As of September 30, 2011, the acquisition-related contingent consideration liability of $30.9 million included a $9.5 million Top-Up Payment related to certain individuals whose Top-Up Payment has been subject to a continued employment requirement. The acquisition-related contingent consideration also included $21.4 million related to the portion of the Top-Up Payment due to other former TripIt shareholders.
As of September 30, 2012, the total fair value of the acquisition-related contingent consideration associated with TripIt was $22.7 million, which was classified as a current liability recorded under acquisition-related contingent consideration in our consolidated balance sheets.
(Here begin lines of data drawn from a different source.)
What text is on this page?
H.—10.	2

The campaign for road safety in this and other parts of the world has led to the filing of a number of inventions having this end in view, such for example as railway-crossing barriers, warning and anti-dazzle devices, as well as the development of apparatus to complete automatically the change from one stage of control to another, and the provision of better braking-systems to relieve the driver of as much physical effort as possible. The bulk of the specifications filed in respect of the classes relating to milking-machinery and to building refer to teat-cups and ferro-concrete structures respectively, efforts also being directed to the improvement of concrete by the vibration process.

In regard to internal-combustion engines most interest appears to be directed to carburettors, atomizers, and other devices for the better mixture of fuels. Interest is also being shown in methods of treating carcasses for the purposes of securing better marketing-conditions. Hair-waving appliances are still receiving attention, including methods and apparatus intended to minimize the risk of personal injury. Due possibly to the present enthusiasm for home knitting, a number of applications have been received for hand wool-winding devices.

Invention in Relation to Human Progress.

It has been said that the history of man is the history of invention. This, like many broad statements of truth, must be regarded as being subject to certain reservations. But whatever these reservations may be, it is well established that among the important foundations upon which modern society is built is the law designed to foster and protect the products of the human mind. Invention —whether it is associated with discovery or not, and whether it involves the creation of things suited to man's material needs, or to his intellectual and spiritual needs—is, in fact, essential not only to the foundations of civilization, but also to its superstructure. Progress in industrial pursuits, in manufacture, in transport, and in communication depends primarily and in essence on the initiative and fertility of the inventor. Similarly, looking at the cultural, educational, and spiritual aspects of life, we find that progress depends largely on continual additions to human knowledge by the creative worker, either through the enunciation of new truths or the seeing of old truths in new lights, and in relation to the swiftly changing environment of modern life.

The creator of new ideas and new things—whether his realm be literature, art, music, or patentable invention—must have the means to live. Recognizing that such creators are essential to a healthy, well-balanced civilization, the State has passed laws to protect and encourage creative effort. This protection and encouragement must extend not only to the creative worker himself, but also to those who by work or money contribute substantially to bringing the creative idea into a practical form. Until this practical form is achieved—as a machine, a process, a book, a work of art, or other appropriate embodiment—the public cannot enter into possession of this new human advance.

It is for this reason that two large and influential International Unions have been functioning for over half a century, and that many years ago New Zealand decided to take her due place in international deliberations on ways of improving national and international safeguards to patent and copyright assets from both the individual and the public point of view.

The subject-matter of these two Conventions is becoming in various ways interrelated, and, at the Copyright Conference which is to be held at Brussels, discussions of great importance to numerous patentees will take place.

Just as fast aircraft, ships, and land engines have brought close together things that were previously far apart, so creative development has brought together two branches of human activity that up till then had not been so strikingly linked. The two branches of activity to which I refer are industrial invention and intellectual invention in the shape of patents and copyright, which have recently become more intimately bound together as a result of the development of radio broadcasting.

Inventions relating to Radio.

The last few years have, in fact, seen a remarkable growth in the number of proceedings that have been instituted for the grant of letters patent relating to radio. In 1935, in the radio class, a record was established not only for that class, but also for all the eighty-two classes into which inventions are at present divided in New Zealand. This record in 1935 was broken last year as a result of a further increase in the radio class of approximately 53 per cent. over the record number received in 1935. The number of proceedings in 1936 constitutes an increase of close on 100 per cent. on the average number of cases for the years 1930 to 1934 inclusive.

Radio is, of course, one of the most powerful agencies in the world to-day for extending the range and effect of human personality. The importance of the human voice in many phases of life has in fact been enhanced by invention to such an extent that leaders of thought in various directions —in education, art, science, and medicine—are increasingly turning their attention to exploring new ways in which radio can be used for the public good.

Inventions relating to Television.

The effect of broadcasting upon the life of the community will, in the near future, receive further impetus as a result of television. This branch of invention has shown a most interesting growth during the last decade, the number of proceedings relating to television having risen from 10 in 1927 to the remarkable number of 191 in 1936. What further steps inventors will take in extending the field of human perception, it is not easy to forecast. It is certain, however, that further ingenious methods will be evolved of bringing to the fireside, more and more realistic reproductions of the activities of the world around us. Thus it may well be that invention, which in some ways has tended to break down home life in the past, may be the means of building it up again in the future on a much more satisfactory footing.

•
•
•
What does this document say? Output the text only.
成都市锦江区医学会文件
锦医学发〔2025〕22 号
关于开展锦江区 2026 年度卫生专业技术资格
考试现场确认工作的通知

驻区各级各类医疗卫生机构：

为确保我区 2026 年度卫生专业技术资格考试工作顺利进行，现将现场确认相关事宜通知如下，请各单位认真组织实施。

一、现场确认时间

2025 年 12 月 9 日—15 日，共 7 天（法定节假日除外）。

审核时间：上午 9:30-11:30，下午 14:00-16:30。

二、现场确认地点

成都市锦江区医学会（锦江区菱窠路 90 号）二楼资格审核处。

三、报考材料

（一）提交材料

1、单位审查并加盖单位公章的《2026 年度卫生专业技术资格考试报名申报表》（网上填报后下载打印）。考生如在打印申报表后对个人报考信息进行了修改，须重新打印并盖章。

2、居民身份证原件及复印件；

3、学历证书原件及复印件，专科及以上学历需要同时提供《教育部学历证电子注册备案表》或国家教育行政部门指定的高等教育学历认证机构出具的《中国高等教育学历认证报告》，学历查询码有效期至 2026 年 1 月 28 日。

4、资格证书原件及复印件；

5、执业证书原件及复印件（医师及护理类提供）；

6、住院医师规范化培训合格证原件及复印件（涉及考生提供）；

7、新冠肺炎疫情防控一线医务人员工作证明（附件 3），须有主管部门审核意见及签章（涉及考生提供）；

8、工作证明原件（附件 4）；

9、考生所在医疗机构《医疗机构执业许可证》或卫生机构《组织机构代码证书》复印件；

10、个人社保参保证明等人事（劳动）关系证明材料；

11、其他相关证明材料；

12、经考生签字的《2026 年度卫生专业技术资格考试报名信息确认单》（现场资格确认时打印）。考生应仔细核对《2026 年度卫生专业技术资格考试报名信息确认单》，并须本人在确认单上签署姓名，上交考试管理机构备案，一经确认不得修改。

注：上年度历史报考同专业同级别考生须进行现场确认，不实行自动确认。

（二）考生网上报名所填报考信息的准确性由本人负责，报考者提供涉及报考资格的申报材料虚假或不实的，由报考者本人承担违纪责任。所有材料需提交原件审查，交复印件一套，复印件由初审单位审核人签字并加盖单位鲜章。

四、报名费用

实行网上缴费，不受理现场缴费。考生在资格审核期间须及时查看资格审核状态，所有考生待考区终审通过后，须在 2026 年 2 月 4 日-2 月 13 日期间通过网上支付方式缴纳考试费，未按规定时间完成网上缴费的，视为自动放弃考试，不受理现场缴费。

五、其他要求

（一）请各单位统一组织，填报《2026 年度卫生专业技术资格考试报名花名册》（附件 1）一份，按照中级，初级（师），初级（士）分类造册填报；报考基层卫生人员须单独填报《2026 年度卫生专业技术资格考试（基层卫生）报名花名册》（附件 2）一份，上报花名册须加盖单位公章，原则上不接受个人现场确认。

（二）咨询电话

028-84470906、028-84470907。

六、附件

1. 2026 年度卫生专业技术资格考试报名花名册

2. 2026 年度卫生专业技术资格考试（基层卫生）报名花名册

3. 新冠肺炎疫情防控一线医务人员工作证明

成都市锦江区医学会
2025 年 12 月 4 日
The $22.7 million liability included two components: (i) a $9.1 million Top-Up Payment related to certain individuals whose Top-Up Payment has been subject to a continued employment requirement. As of September 30, 2012, the required employment services have been fulfilled. The portion of contingent consideration that was subject to service requirement along with its change of fair value have been recognized as compensation expense; (ii) a $13.6 million Top-Up Payment due to other former TripIt shareholders. The fair value of the contingent consideration, including both components above, will continue to be remeasured at each reporting period until the Top-Up Payment Date, with any changes in the value recorded as income or expense.
Pro forma results of operations have not been presented because the effects of the acquisitions individually or in the aggregate were not significant.